Le Québec deviendra la première province canadienne à faire l'expérience d'une bourse du carbone, a annoncé jeudi le ministre québécois de l'Environnement, Pierre Arcand.
Le système de plafonnement et d'échanges de droits d'émissions de gaz à effet de serre (GES) sera mis à l'essai dès le 1er janvier 2012, en vue d'une entrée en vigueur officielle un an plus tard.
Le règlement concernant ce système a été adopté mercredi lors du Conseil des ministres, a précisé M. Arcand.
Ce règlement s'appuie sur les règles établies par la Western Climate Initiative (WCI), qui regroupe aussi l'Ontario, la Colombie-Britannique et le Manitoba, ainsi que la Californie, l'Oregon, l'Arizona, le Nouveau-Mexique, Washington, le Montana et l'Utah.
Le 1er janvier 2013, tous les établissements industriels du Québec produisant plus de 25 000 tonnes de GES par année devront respecter cette réglementation. Cela inclut les papetières, les raffineries, les alumineries, ainsi que les usines de chaux, de bouletage et de pétrochimie.
Répartition des émissions de GES au Québec en 2009
Le 1er janvier 2015, le règlement s'appliquera aussi aux entreprises qui importent ou distribuent au Québec des carburants ou combustibles utilisés dans les secteurs du transport et du bâtiment et dont la combustion génère aussi une quantité de GES équivalant à au moins 25 000 tonnes de GES par année.
Selon le ministre Arcand, le règlement adopté par le Conseil des ministres hier a été quelque peu modifié par rapport au projet original afin d'accorder plus d'importance aux efforts effectués par certaines industries pour réduire leurs GES avant 2007.

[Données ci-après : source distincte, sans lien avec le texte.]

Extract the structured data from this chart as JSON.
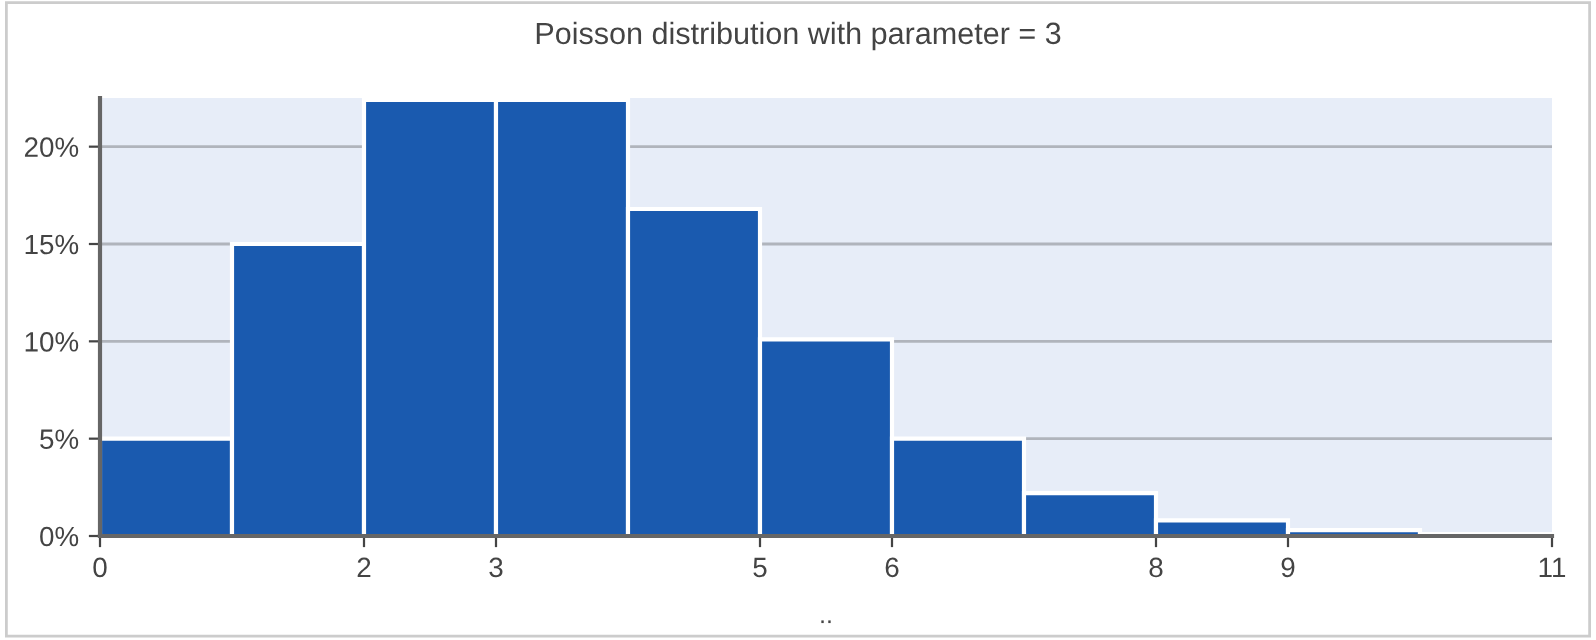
{
  "chart_data": {
    "type": "histogram",
    "title": "Poisson distribution with parameter = 3",
    "xlabel": "..",
    "bins": [
      0,
      1,
      2,
      3,
      4,
      5,
      6,
      7,
      8,
      9,
      10,
      11
    ],
    "values": [
      5.0,
      15.0,
      22.4,
      22.4,
      16.8,
      10.1,
      5.0,
      2.2,
      0.8,
      0.3,
      0.1
    ],
    "color": "#1a5aaf",
    "xlim": [
      0,
      11
    ],
    "xticks": [
      0,
      2,
      3,
      5,
      6,
      8,
      9,
      11
    ],
    "ylim": [
      0,
      22.5
    ],
    "yticks": [
      {
        "value": 0,
        "label": "0%"
      },
      {
        "value": 5,
        "label": "5%"
      },
      {
        "value": 10,
        "label": "10%"
      },
      {
        "value": 15,
        "label": "15%"
      },
      {
        "value": 20,
        "label": "20%"
      }
    ],
    "grid": "y"
  }
}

Les règles de la WCI prévoient que les quotas imposés aux entreprises tiennent compte des émissions de GES pour les années 2007 à 2010. Des industriels québécois s'étaient plaints que les efforts faits auparavant ne soient pas pris en compte.
Selon le ministre Arcand, le prix plancher d'un crédit d'émission d'une tonne de carbone sera de 10 $.

Qui d'autre que la Californie?
Le ministre québécois de l'Environnement, Pierre Arcand
L'adoption d'un système de plafonnement et d'échanges de droits d'émissions de gaz à effet de serre (GES) est la première des deux étapes principales menant à l'établissement du marché du carbone régional nord-américain.
Les gouvernements qui participent au marché doivent ensuite conclure des ententes de reconnaissance afin de lier les systèmes entre eux.
Parmi les gouvernements qui sont membres de la WCI, seule la Californie a déjà adopté un règlement établissant une bourse du carbone en vue du 1er janvier 2012.
Les six autres États américains ont cependant annoncé qu'ils n'ont pas l'intention de mettre sur pied une bourse du carbone, de sorte que l'avenir du projet repose en partie sur les trois provinces canadiennes membres de la WCI.
Le ministre Arcand soutient notamment que l'Ontario a récemment réitéré sa volonté d'aller de l'avant. La province a déjà adopté une loi à cet effet, de sorte qu'il ne lui reste plus qu'à adopter un règlement.
« Dans le fond, le Québec dit, avec la Californie: "nous serons les premiers" », souligne le coordonnateur général d'Équiterre, Sidney Ribaux. « Oui, il y a une incertitude à savoir combien d'autres États ou provinces vont embarquer dans ce système-là, mais ils [le Québec et la Californie] font preuve d'une certaine audace ».
Le gouvernement du Québec cherche à réduire ses émissions de GES de 6 % par rapport au niveau de 1990 en 2012. Il cherche ensuite à atteindre une baisse de 20 % à l'horizon 2020.
Invité à commenter le retrait du gouvernement du Canada du protocole de Kyoto, le ministre Arcand a déclaré en conférence de presse que cela était « regrettable ».
En entrevue au Réseau de l'information, il a plutôt utilisé le qualificatif « épouvantable » pour qualifier la décision du gouvernement Harper.
Il a en outre déploré que la position canadienne soit « une copie carbone » de la position américaine.